The standard originated out of the U.S. National Security Agency a decade or so ago to address gaps in secure information sharing between U.S. federal government agencies. It is already used by thousands of organisations, including the U.S. Intelligence Community. And now, thanks to an Open Source project initiative making it freely and easily accessible to the wider development community, many more enterprises will be able to benefit.      

There are three key advantages for enterprise users: 

Free movement of data 

Security professionals are often faced with a conundrum: Securing data that people need to share to get their jobs done. If you lock data down in the name of security, it hinders collaboration. If you let data move unrestricted, it can easily result in a costly breach. 

TDF resolves this conundrum because it provides enduring protection that moves with the data, everywhere it goes — so it can be securely shared. Think of it as a secure wrapper that becomes part of the data itself. With TDF in place, data can move, even outside of an organisation, and still remain in the data owner’s control. 

This allows people, as well as devices relaying sensitive data, to transmit sensitive information with the assurance that it remains protected in transit and at rest — and that the information is only accessible to the intended recipient, which leads to another key advantage of TDF. 

Granular data sharing decisions

TDF leverages attribute-based access control (ABAC) to make sure data is only accessible to the right person, in the right place, at the right time. 

Unlike other methods of access control (e.g., role-based, or policy-based), ABAC has an extremely simple and simultaneously powerful methodology for access that is defined based on attributes assigned to the data itself. The TDF-protected data is simply tagged with a set of attributes, and if the user has been assigned matching, qualified attributes, then the user can access the data.

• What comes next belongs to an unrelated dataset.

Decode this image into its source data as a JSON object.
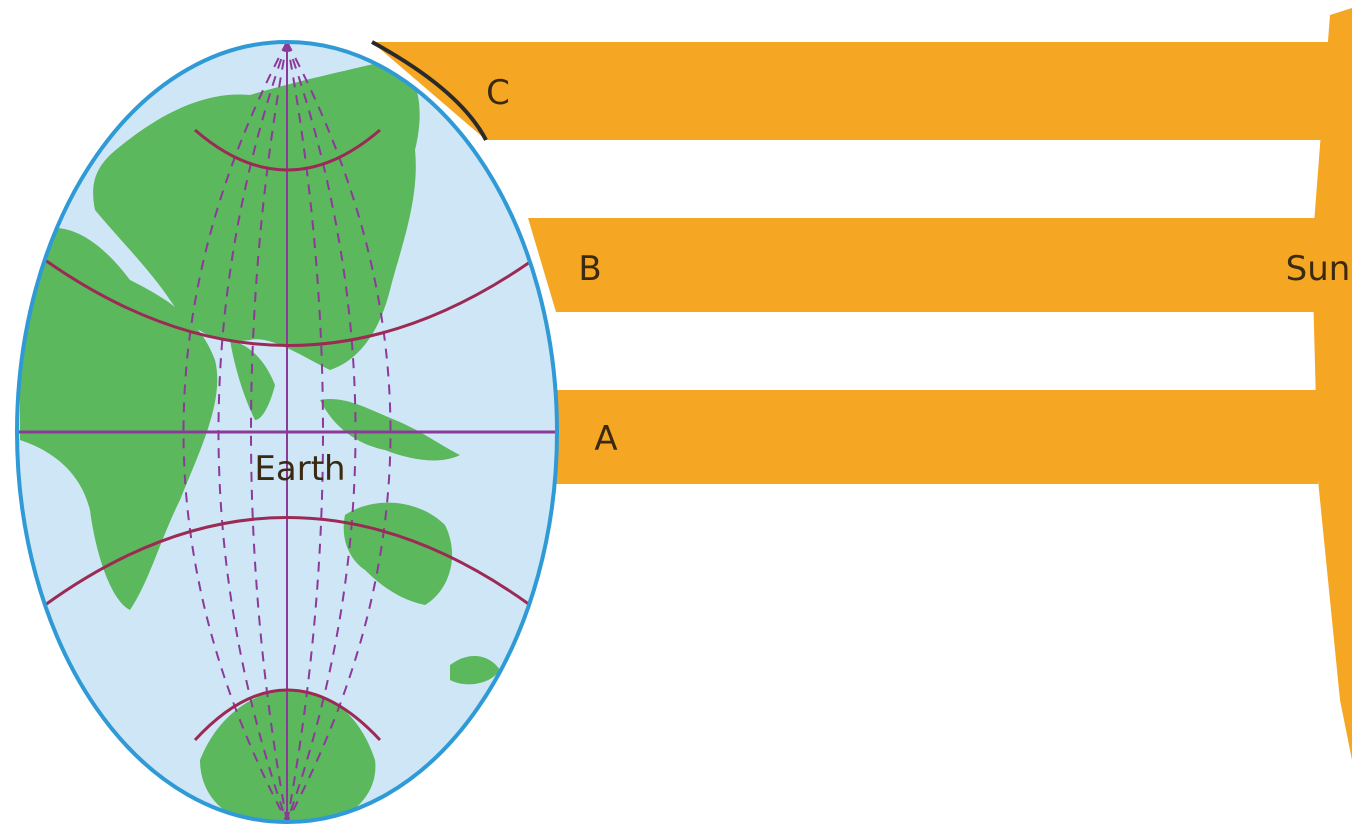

The TDF can also incorporate rules (as attributes) from both role and policy-based controls that may have already been defined. Additionally, the user doesn’t have to be a person: It can be a Non-Person Entity (NPE), essentially an application or other system.

With this level of sophistication, you can make much more granular decisions about your data and who can access it. With ABAC and TDF, an organisation could also cryptographically enforce document redaction that protects words, sentences, or paragraphs of text, all based on the attributes assigned. Different users would essentially see the same document in different ways, depending on their entitlements. This can be especially powerful - for example, a global coalition of partners who need to share highly sensitive information with a select few credentialed individuals. 

Simplified user experience 

Data security products are only effective if people use them. As we’ve seen with clunky encryption portals and other legacy solutions, if your security protocol makes it difficult for people to get their jobs done, then those people will simply find a way to circumvent your security measures. 

TDF makes it easy for a user to protect the data they share, and it also makes it easy for the right people to access data that’s been shared with them. Recipients of TDF-protected information don’t need new software or accounts to access shared data, because they can verify their identity with the accounts they already have, regardless of vendor.

In summary, everyone benefits from a more secure digital world, and with the rise of data-centric security, standards like TDF not only protect vital information, but make data-centric security easy and accessible for any organisation that wants to implement it. From government agencies to schools, banks, manufacturers, tech companies, and non-profit organisations, those who leverage open standards to underpin a data-centric approach will reap the security and collaboration benefits for years to come.